Help, please. All advice or references gratefully received.

 

I opened The Damn Box and survived to tell the tale

After all this drama and procrastination, you’d think the process would be full of pomp and ceremony wouldn’t you? But no. Just me, on a regular Wednesday afternoon, crouched on my back lawn, blades of grass tickling my ankles as I lifted the lid. No fanfare, no blinding light, no sigh of relief. Just a mess of Styrofoam pieces protecting a man’s innermost thoughts.

Image

I sat quietly with the open box, warm sun on my neck, and let feelings rise up to announce themselves. First came Sadness of course, holding hands with Loss and Longing. Adult Anger marched in beside the little girl of Rage who wanted to tantrum and get her Daddy back. A slice of Defeat carried in the awareness that we will all too be gone one day, despite our mammoth carryings on. I sat and sat, feeling and watching the Emotion Chorus wind its way through me, while my cat wound his body round my legs.

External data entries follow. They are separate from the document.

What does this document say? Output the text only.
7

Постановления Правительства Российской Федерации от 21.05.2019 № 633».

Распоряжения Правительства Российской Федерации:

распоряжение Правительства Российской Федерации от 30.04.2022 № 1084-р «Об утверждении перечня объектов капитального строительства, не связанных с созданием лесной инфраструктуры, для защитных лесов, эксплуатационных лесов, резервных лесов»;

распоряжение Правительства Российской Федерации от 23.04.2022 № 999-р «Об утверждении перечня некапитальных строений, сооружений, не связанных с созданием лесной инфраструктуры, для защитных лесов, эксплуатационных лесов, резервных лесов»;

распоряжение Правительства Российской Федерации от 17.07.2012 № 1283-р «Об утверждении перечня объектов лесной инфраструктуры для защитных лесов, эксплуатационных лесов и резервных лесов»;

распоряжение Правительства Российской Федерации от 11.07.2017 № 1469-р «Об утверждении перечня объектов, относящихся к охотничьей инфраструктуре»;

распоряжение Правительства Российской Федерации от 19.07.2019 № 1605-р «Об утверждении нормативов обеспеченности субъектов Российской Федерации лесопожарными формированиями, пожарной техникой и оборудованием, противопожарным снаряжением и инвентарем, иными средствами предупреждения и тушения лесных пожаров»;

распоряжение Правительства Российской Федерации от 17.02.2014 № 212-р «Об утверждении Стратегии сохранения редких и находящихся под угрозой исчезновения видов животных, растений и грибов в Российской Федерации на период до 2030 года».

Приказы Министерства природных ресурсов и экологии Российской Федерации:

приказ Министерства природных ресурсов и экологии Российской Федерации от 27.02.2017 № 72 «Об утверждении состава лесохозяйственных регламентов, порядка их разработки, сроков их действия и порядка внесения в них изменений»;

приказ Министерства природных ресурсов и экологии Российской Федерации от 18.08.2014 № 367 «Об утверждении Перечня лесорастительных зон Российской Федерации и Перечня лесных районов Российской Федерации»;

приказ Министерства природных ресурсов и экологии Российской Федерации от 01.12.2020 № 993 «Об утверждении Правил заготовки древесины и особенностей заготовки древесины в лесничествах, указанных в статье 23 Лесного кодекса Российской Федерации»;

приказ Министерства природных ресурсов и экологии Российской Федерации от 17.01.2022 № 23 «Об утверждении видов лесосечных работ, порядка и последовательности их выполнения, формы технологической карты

Finally, it felt like time to move on. So I took a deep breath, and laid out the journals one by one.

Image

Stepping-stones? To where?

 Or tombstones perhaps:

Image

 But their symmetry made me smile: Dad had bought the same brand, year after year, once he’d started with that cheap blue one from his local supermarket in Paris.

It seems like a good point here to reveal that I too keep private journals, and have done so for about 10 years. It became a more committed part of my life after I read ‘The Artist’s Way’ in 2005, and now I can’t imagine life without them.

BUT, (and this is a huge, capitalized, boldly-coloured ‘BUT’), I write under the assumption that no one will ever read them– hell, I don’t even want to re-read half of the whiny, small, sad crap I get off my chest! I write whatever I want: death wishes against bad motorists/rampant ambition for world domination/lists of things to-do today/dream contents/career complaints/romantic fantasies/financial worries and money-making schemes/positive affirmations/creative drives/child-rearing struggles, and of course relationship highs and lows. It’s all there, over and over and over, in 200-page spiral-bound A4 notebooks.

 

And the one person in the entire world that I would most hate to read any of them? My own child.